23 Dicembre, 2024

Il problema dell’estremismo islamico in Europa

È di pochi giorni fa la notizia che una rifugiata yazida, ovvero una ragazza facente parte di quella minoranza etnica in Iraq che dall’estate 2014 fu pesantemente colpita da ISIS, ha incrociato per strada i suoi vecchi carcerieri appartenenti allo Stato islamico. La ragazza, Ashwaq, aveva 14 anni quando i combattenti di ISIS attaccarono la regione irachena dove risiedeva con la famiglia, catturandola insieme ad altre migliaia di donne yazide che vennero poi vendute come schiave. Nel caso di Ashwaq, pare che lei venne venduta per circa 100 $ a un uomo di nome Abu Humam che la stuprò e picchiò diverse volte prima che lei riuscisse a scappare e a trovare rifugio in Germania con la madre e un fratello.

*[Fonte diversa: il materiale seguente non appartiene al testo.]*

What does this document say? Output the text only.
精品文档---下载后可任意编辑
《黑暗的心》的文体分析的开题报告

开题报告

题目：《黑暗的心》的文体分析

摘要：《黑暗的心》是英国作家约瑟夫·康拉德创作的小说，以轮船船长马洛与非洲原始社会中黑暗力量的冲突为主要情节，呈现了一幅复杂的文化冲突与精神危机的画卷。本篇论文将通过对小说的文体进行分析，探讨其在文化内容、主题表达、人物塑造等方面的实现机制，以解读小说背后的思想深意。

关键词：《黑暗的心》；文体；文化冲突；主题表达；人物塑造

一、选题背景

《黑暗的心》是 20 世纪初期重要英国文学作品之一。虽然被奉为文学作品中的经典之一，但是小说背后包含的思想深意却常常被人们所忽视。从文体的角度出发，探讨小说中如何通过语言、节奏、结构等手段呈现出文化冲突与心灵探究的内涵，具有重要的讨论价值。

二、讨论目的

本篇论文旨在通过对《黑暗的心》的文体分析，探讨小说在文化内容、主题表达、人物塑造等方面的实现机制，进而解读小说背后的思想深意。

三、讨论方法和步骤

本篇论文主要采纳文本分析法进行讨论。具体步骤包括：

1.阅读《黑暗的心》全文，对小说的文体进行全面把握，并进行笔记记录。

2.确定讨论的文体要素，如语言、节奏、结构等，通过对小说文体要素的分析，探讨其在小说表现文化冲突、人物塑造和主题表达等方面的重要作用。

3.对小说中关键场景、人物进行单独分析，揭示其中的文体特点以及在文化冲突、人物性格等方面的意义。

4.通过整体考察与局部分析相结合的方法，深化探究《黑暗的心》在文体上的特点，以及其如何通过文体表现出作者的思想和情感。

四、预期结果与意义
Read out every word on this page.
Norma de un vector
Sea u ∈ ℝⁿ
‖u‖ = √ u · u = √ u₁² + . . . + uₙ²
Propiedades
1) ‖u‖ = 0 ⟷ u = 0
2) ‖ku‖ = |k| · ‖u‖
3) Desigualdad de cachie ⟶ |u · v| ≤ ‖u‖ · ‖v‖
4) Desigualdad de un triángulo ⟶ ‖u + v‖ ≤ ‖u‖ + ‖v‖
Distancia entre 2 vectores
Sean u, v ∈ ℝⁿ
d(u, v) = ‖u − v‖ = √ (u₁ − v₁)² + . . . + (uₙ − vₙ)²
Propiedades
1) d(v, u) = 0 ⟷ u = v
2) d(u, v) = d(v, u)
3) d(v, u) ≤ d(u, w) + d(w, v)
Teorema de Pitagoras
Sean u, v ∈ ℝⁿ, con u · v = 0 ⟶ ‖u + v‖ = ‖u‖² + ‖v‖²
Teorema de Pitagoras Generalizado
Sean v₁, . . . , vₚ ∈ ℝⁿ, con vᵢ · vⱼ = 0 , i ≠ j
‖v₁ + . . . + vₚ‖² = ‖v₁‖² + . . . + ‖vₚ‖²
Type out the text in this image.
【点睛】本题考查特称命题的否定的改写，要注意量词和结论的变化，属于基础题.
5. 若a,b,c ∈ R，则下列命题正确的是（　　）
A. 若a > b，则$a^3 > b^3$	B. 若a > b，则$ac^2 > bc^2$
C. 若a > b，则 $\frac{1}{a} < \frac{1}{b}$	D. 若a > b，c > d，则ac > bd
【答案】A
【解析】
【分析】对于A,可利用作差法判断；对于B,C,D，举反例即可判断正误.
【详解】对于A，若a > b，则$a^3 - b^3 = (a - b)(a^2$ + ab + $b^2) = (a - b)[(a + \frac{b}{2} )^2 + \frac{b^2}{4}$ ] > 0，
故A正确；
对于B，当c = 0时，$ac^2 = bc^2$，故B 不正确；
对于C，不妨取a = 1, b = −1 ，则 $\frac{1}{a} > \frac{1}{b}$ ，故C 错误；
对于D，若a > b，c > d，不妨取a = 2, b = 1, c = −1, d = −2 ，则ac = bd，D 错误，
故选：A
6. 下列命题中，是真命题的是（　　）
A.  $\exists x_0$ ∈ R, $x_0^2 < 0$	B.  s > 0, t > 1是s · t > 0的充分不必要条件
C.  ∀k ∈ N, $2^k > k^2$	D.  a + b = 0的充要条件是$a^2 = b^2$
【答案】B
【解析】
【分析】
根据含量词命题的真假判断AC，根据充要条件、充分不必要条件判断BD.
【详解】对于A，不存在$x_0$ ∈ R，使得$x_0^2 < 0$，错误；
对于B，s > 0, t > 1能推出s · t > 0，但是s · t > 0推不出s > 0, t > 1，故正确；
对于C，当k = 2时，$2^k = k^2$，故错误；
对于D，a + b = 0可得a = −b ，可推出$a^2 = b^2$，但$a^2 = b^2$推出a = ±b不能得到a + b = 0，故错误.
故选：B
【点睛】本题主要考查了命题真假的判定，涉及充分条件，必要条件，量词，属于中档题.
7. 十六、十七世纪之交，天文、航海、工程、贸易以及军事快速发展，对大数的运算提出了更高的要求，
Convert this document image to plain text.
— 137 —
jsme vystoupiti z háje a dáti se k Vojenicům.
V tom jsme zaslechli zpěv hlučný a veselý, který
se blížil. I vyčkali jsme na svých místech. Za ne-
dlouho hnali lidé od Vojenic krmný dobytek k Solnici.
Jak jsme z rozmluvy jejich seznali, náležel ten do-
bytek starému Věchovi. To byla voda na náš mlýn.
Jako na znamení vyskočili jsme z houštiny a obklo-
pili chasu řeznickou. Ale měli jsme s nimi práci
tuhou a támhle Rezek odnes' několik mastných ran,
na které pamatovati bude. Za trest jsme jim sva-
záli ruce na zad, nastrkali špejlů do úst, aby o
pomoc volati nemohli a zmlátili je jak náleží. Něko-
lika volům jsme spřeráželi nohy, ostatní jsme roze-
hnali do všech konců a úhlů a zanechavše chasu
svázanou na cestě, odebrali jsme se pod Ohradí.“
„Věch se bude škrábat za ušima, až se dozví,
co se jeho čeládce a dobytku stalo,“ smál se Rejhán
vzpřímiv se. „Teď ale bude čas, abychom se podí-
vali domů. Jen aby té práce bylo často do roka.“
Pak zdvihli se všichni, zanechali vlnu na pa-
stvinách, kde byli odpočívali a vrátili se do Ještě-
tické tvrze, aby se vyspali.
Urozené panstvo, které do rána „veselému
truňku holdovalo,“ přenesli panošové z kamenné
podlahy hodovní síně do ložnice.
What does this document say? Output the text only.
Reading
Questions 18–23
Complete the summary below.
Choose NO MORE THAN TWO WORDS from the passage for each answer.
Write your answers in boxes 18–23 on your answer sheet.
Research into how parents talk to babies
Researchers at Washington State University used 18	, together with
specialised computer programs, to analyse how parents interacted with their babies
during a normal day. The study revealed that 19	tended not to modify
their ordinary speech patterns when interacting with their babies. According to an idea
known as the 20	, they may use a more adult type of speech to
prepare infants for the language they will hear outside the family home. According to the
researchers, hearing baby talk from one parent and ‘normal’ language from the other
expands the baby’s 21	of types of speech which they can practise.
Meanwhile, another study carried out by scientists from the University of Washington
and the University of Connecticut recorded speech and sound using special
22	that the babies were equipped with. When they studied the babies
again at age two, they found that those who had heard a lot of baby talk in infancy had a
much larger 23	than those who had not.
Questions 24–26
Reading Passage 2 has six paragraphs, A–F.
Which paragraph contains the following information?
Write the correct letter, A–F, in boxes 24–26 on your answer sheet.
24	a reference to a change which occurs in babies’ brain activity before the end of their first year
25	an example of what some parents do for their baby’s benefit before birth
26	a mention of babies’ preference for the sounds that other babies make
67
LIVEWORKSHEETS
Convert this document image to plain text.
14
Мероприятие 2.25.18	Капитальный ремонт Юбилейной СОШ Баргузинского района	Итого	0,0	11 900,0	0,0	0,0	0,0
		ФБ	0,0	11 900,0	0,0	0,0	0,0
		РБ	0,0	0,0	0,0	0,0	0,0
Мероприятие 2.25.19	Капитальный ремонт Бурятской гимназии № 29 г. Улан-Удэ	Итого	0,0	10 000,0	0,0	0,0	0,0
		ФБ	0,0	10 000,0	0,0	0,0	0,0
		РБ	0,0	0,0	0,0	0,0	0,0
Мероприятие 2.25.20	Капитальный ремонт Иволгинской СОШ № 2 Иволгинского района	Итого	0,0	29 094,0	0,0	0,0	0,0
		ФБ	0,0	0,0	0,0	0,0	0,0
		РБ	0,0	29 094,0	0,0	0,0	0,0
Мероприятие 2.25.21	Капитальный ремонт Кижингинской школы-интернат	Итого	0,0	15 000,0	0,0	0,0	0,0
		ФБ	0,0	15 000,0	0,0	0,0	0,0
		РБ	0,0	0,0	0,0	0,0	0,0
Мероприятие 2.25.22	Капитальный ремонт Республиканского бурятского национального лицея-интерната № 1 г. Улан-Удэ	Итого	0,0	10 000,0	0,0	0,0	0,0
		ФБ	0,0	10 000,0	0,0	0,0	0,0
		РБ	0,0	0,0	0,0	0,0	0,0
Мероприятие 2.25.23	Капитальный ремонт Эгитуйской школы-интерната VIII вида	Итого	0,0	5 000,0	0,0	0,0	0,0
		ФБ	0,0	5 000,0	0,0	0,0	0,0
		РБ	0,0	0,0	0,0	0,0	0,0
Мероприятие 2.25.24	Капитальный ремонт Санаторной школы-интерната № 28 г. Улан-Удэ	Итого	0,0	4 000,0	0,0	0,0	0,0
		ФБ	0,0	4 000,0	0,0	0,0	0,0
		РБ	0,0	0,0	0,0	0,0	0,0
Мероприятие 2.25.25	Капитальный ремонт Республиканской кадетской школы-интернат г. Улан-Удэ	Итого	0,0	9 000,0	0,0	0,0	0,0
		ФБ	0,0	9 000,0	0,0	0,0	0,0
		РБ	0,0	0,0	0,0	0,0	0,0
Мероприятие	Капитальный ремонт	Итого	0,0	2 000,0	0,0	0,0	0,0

Nella primavera 2018 fuori da un supermercato, Ashwaq è stata avvicinata da un uomo che si è fatto riconoscere come Abu Humam e che le ha fatto capire di conoscerla personalmente e di sapere anche dove e con chi risiedava in Germania. Alla denuncia della ragazza la polizia tedesca non è stata in grado di identificare l’uomo, ma secondo alcuni attivisti tedeschi il caso non sarebbe isolato.

Questo fatto è in sé piuttosto grave perché mette in luce il buco enorme nella sicurezza europea legato ai flussi migratori che stanno colpendo l’Europa negli ultimi anni. Purtroppo nascosti tra i migranti ci sono personaggi poco raccomandabili legati a vario modo e titolo a gruppi estremisti. Gli attacchi in Europa degli anni passati, in primis Parigi e Bruxelles, avevano perfettamente messo in luce come molti di quegli attentatori avessero sfruttato la facilità di penetrazione nel continente per potersi muovere e agire. È vero che molti avevano un regolare passaporto comunitario, ma è altresì vero che alcuni attentatori come, Ahmed Almuhamed, erano invece entrati mischiandosi al flusso migratorio. Nel caso specifico, ricostruito in un’analisi di Italianieuropei una fondazione che non può certo essere tacciata di posizioni estremiste, Ahmed Almuhamed era stato registrato come richiedente asilo sull’isola greca di Leros, dopodiché aveva fatto domanda di asilo in Serbia prima di recarsi in Croazia, in Austria e infine in Francia. Anche uno studio di ISPI dedicato al jihadismo in Europa se da un lato mette in luce come la maggior parte degli attentatori appartenesse a una qualche nazionalità europea, dall’altro sottolinea come quasi il 25% fosse invece immigrata nel paese colpito e quasi la metà di quel 25% fosse composta da rifugiati, richiedenti asilo o persone illegalmente presenti nel paese colpito.
Un problema centrale che l’Italia e tutti i Paesi europei devono analizzare con realismo e pragmatismo, trovando le giuste contromisure.